Étape 3 : première fermentation. Trente minutes à 28 °C sous film. C’est le moment de préparer la garniture : dés de jambon Pata Negra et copeaux de Manchego. Étape 4 : rabattage. Dégazez doucement, ajoutez la garniture en pluie, repliez sans trop travailler pour ne pas chauffer le gras.
Étape 5 : deuxième pousse. Quinze minutes supplémentaires à 24 °C. Une pâte plus froide obligerait à un temps de friture plus long, synonyme d’absorption excessive. Pendant cette attente, organisez votre poste : une huile à 170 °C, une écumoire percée large, un papier absorbant et, si vous suivez la méthode du chef Miranda, un ventilateur de comptoir pour cisailler l’odeur de friture et améliorer le confort sensoriel en salle.

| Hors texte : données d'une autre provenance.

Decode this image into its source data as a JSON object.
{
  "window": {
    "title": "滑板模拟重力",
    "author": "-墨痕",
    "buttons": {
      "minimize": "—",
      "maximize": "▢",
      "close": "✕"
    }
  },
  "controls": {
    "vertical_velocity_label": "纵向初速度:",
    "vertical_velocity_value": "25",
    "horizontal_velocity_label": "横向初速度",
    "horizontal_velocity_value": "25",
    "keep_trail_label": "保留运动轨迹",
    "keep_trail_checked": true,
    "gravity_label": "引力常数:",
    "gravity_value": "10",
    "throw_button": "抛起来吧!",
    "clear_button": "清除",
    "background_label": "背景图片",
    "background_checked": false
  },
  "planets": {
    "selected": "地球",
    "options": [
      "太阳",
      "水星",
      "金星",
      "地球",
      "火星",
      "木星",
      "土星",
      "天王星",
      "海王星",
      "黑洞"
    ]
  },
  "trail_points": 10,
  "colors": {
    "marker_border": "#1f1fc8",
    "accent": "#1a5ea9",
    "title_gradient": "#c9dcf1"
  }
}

Étape 6 : façonnage. Utilisez deux cuillères trempées dans l’eau pour former des quenelles de 20 g. Cette taille garantit un cœur chaud en quatre minutes. Jetez-les, par groupe de six, dans la cuve. Dès qu’un beignet remonte, retournez-le pour éviter le marquage asymétrique.
Surveillance thermique : un graphique du centre Culitek démontre qu’à 170 °C, le gradient interne atteint 72 °C au bout de 210 secondes, seuil idéal pour fondre le fromage sans « griller » le sel nitrité du jambon. Au-delà, la croûte brunit excessivement, libérant des notes amères de furane. Égouttez, puis laissez reposer deux minutes : l’amidon se rétracte, la croûte se durcit, et la bouche profite d’un crunch prolongé.
Chronologie gourmande : des buñuelos anciens aux beignets Pata Negra-Manchego
Le dressage enfin : disposez trois beignets côte à côte pour former un triangle, déposez un point de sauce au membrillo au centre. Cette géométrie n’est pas anodine : elle évite la perforation de la croûte lorsque l’on saisit un beignet, et elle rappelle le blason castillan, clin d’œil culturel apprécié des touristes.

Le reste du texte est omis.